Aku mendongak ke atas,
melihat ada layangan yang putus dan anak-anak berlarian mengejarnya. Mereka
tertawa terbahak-bahak sambil berlari, lalu berebut mengambil layangan yang
sudah jatuh ke tanah. Pemandangan itu mengingatkanku kepada masa kecilku, di
kampung.
Aku menghabiskan masa kecil sampai SMP di kampung. Mainanku bukan games di Ipad, dan tontonanku bukan youtube. Semua permainan anak-anak di kampung, dilakukan beramai-ramai. Mengasah komunikasi dan jiwa sosial, mengasah kecerdasan dan kerja sama, membuat diri dapat menerima kekalahan dan membanggakan kemenangan.
Kampung halamanku menyuguhkan berbagai pengalaman yang tak akan pernah terlupakan. Di halaman rumahku ada kebun singkong, yang hampir setiap sore daun dan batangnya dipertik, dan dijadikan mainan kalung oleh aku dan teman-temanku. Kebun singkong itu juga ditanami bunga-bunga, yang kelopak bunganya kami tempelkan di kuku sehingga seperti kuku palsu yang panjang. Pohon mangga di halaman rumahku pun tidak menganggur, sering dinaiki anak-anak sampai mereka turun sendiri karena di gigit semut. Jemuran tali yang sering digunakan untuk menjemur handuk, setiap sore kami sulap menjadi net permainan bulu tangkis. Bukan hanya anak-anak, ibu-ibu pun ikut bermain bersama.
Di pinggir rumahku, sering dijadikan tempat bermain kelereng. Anak laki-laki berteriak-teriak kegirangan, sampai aku penasaran dan ikut bermain. Dengan modal 10 kelereng, saya pulang membawa satu kresek kelereng. Anak laki-laki pun kesal karena dikalahkan oleh anak perempuan, sehingga sore itu mereka pulang dengan bersungut-sungut dan tidak mau bermain lagi bersamaku.
Tembok pinggir rumahku sering dijadikan tempat untuk jaga ketika bermain petak umpet. Spot terbaik bersembunyi adalah di tembok tetanggaku, atau di semak-semak. Sore itu, salah satu temanku terlihat kesal karena dia terus yang jaga. Sampai akhirnya dia menangis pulang karena dia kalah terus, dan permainan petak umpet sore itu bubar lebih cepat dari biasanya.

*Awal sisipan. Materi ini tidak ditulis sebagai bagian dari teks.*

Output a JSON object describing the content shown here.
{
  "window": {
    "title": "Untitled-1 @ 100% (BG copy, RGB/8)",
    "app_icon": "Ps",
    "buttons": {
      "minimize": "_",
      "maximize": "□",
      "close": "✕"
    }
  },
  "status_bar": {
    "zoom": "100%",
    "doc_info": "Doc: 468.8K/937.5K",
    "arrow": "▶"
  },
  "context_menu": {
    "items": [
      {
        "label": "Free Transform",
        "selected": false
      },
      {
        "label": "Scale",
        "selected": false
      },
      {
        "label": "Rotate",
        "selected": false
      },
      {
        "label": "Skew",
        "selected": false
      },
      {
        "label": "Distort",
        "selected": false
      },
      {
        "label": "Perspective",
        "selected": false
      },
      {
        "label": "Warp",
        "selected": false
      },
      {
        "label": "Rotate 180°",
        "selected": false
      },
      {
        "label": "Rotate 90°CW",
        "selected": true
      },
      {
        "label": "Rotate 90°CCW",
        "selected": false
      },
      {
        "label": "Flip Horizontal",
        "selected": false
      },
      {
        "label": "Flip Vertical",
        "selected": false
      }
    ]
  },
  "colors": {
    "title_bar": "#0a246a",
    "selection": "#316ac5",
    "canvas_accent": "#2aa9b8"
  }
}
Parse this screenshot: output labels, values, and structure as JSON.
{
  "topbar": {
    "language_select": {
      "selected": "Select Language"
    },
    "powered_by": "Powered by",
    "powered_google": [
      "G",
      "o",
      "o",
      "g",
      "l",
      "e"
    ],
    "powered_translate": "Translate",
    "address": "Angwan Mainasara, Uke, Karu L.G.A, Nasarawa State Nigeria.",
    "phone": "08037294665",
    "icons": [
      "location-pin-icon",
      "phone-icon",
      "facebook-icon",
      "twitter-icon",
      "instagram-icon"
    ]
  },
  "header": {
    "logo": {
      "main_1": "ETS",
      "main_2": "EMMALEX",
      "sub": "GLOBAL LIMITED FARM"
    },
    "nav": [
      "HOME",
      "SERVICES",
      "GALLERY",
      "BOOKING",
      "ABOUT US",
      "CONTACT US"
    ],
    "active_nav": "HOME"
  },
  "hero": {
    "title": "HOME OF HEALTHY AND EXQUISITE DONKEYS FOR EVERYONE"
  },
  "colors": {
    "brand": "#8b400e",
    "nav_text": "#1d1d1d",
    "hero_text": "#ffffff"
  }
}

Sebrang rumahku, adalah SDku. Sekolah berwarna putih tulang itu, setiap sore selalu ramai. Anak-anak bermain boy-boyan dan kasti disana. Bolanya selalu jatuh di kolam ikan SD, dan anak laki-laki akhirnya memutuskan untuk mengambilnya dan kembali dengan kaki penuh lumpur kolam. Jika jatuhnya terlalu jauh, kami ambil galah yang panjang dan berusaha keras membuat bolanya ke pinggir. Terkadang yang kena bola meringis kesakitan karna lemparan yang terlalu kuat, biasanya anak perempuan yang kena lemparan bola oleh anak laki-laki. Sampai kaca SD yang pecah kena bola, kemudian kami dimarahi dan selama seminggu tidak bermain kasti disana.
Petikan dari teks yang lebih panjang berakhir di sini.